No extremo norte da ponte medieval existia uma torre, cuja base ainda hoje é possível descortinar, junto à igreja de Santo António da Torre Velha, a proteger a entrada de quem viesse do norte. Por ser a mais antiga das que passariam a constituir o sistema defensivo da povoação chamou-se Torre Velha, nome que ainda subsiste na designação do templo vizinho.
A sua localização, entre o que restava da velha ponte romana e a ponte medieval, assim como o facto de a torre construída na margem esquerda estar integrada na muralha, fez com que a Torre Velha se considerasse situada no meio da ponte.

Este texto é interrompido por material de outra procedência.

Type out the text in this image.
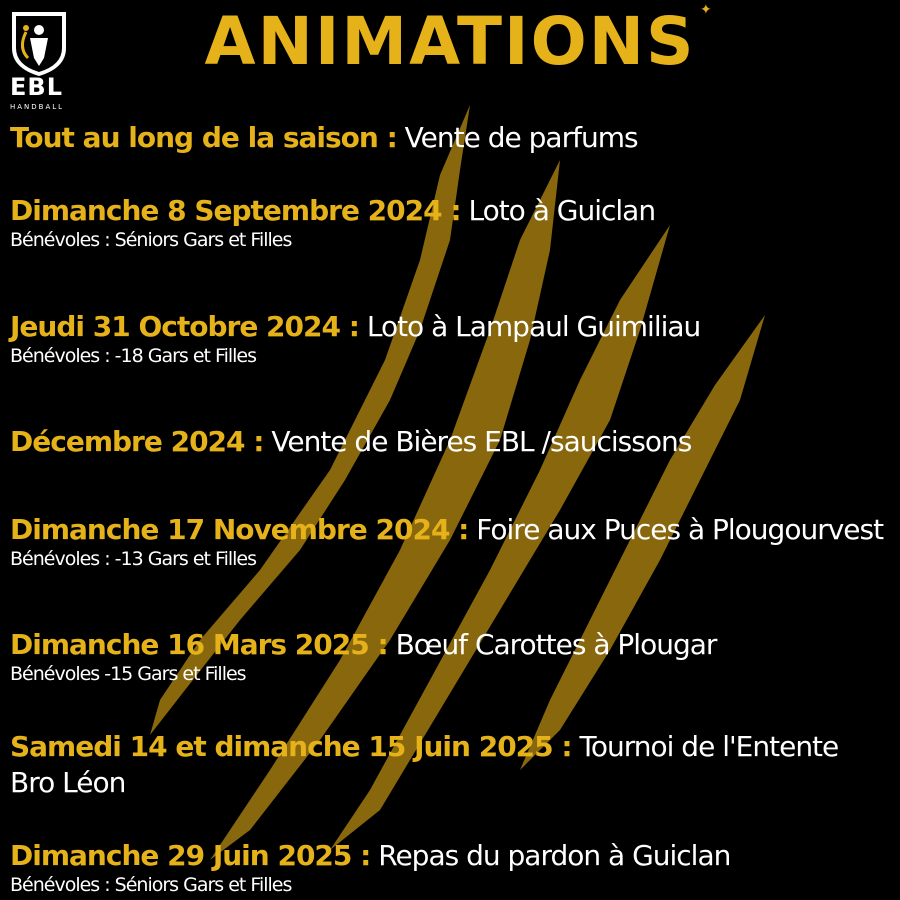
EBL
HANDBALL
ANIMATIONS ✦
Tout au long de la saison : Vente de parfums
Dimanche 8 Septembre 2024 : Loto à Guiclan
Bénévoles : Séniors Gars et Filles
Jeudi 31 Octobre 2024 : Loto à Lampaul Guimiliau
Bénévoles : -18 Gars et Filles
Décembre 2024 : Vente de Bières EBL /saucissons
Dimanche 17 Novembre 2024 : Foire aux Puces à Plougourvest
Bénévoles : -13 Gars et Filles
Dimanche 16 Mars 2025 : Bœuf Carottes à Plougar
Bénévoles -15 Gars et Filles
Samedi 14 et dimanche 15 Juin 2025 : Tournoi de l'Entente Bro Léon
Dimanche 29 Juin 2025 : Repas du pardon à Guiclan
Bénévoles : Séniors Gars et Filles
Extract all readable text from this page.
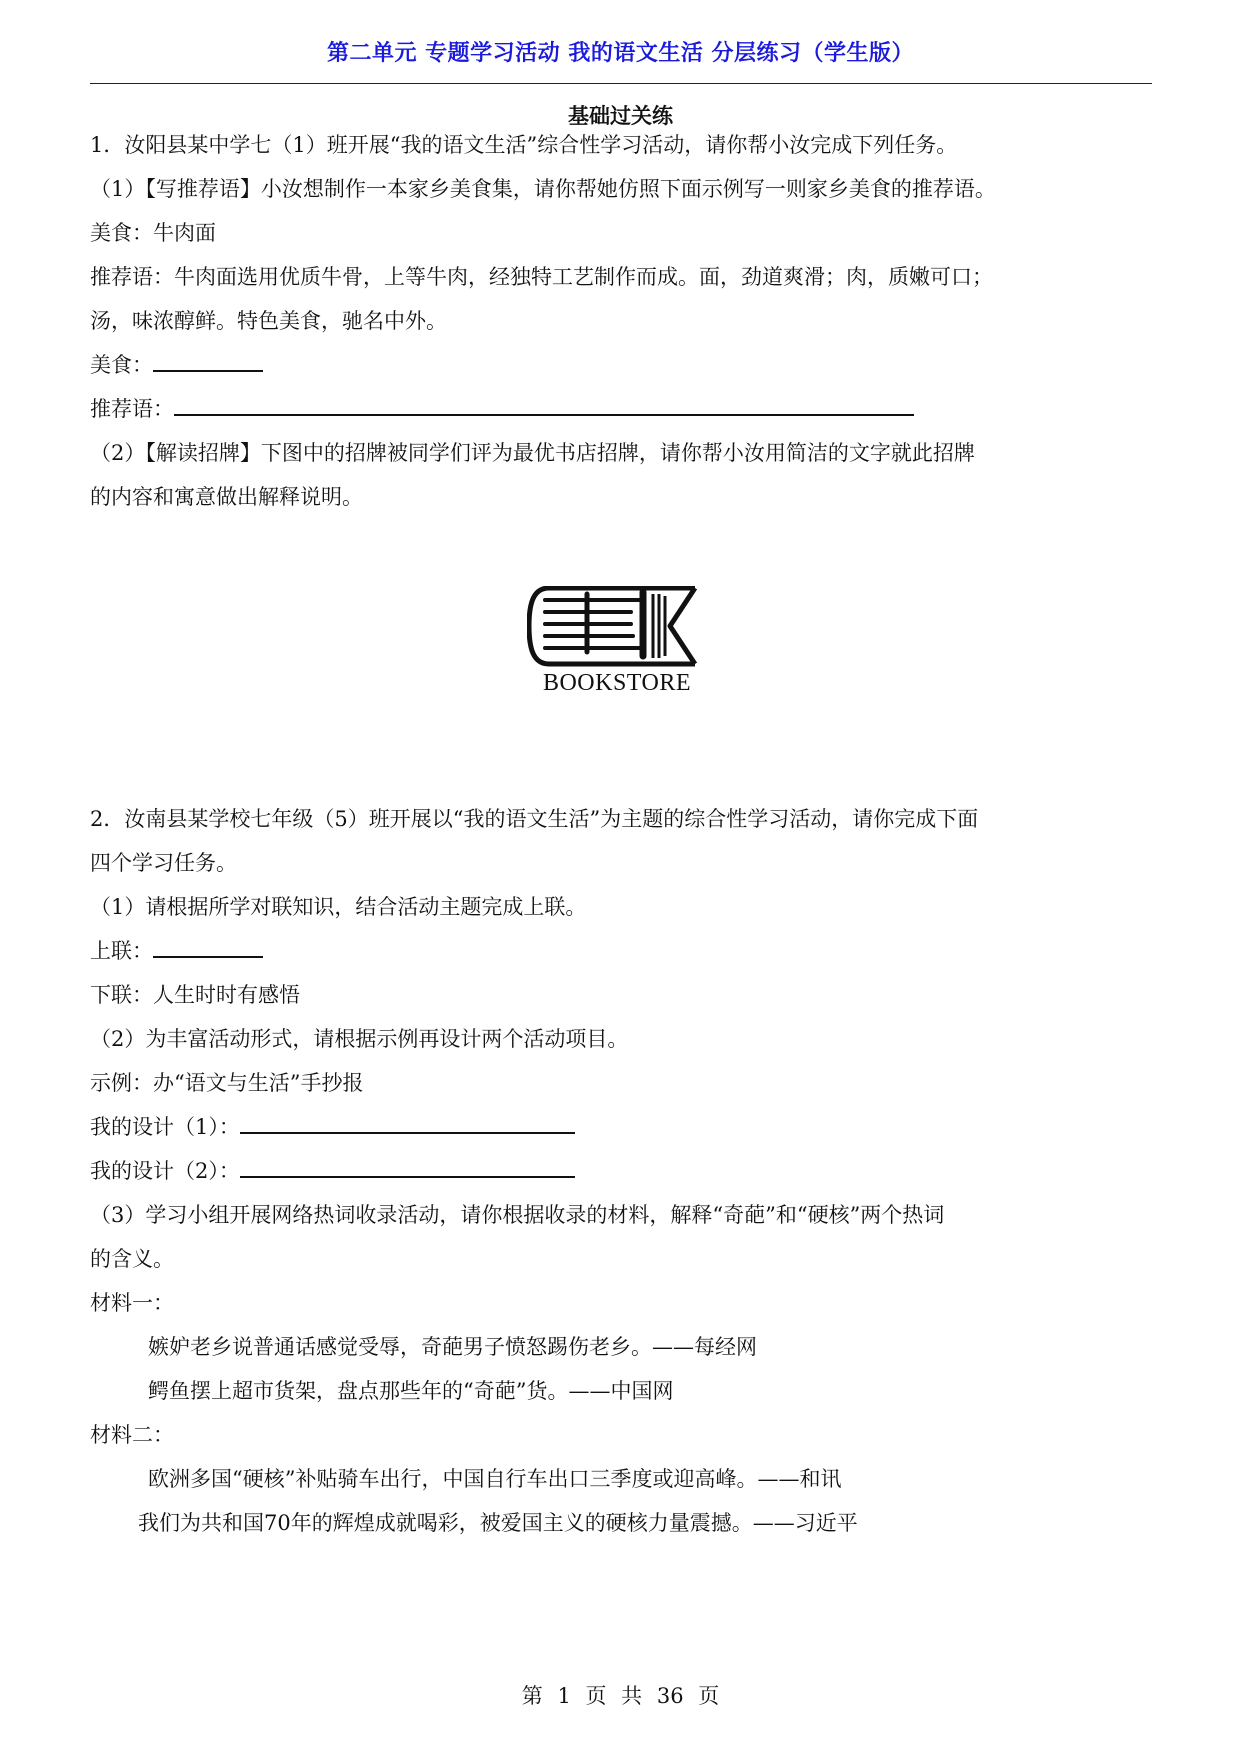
第二单元 专题学习活动 我的语文生活 分层练习（学生版）
基础过关练
1．汝阳县某中学七（1）班开展“我的语文生活”综合性学习活动，请你帮小汝完成下列任务。
（1）【写推荐语】小汝想制作一本家乡美食集，请你帮她仿照下面示例写一则家乡美食的推荐语。
美食：牛肉面
推荐语：牛肉面选用优质牛骨，上等牛肉，经独特工艺制作而成。面，劲道爽滑；肉，质嫩可口；
汤，味浓醇鲜。特色美食，驰名中外。
美食：
推荐语：
（2）【解读招牌】下图中的招牌被同学们评为最优书店招牌，请你帮小汝用简洁的文字就此招牌
的内容和寓意做出解释说明。
BOOKSTORE
2．汝南县某学校七年级（5）班开展以“我的语文生活”为主题的综合性学习活动，请你完成下面
四个学习任务。
（1）请根据所学对联知识，结合活动主题完成上联。
上联：
下联：人生时时有感悟
（2）为丰富活动形式，请根据示例再设计两个活动项目。
示例：办“语文与生活”手抄报
我的设计（1）：
我的设计（2）：
（3）学习小组开展网络热词收录活动，请你根据收录的材料，解释“奇葩”和“硬核”两个热词
的含义。
材料一：
嫉妒老乡说普通话感觉受辱，奇葩男子愤怒踢伤老乡。——每经网
鳄鱼摆上超市货架，盘点那些年的“奇葩”货。——中国网
材料二：
欧洲多国“硬核”补贴骑车出行，中国自行车出口三季度或迎高峰。——和讯
我们为共和国70年的辉煌成就喝彩，被爱国主义的硬核力量震撼。——习近平
第 1 页 共 36 页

Nesse sentido é de se entender a referência do Livro das Correições citado por Miguel Roque dos Reis Lemos, nos seus Apontamentos10. O corregedor da comarca de Viana, em que se integrava Ponte de Lima, em visita de correição à nossa vila, ordenava, em capítulo especial, em Dezembro de 1746, que a Câmara mandasse tapar a pedra e cal a porta do torreão do meio da ponte, sob pena de 6000 rs.
A construção da torre do lado da vila, inserida nas muralhas, integrar-se-á na campanha de edificação da nova cerca, levada a cabo no reinado de D. Pedro I. As obras iniciaram-se em 1359, como consta de uma sentença da época e da inscrição gravada numa lápide incrustada nesta torre, na qual, de um dos lados e por baixo do escudo das armas portuguesas de dezasseis castelos, existia a epígrafe seguinte:
REINÃT: O MVI: NOBRE: REY: DOM: PEDRO: NA: ERA: DE: MIL: ET
CCC: LXXXX: VII: ANOS: MANDOV: RENOVAR: ESTA: VILA: E
FAZER: ESTAS: TORRES: PER: ALVAR: PAES: SEU: COREGEDOR:
E: COMEÇARON: A BOTAR: A: PEDRA: VIII: DIAS: DE: MARÇO
E: COMEÇAROM: A: AOS: III: DIAS: DE: JULHO
O próprio Rei visitou as obras, quando estacionou na vila, em Agosto de 1360, e em Junho e Julho de 136311.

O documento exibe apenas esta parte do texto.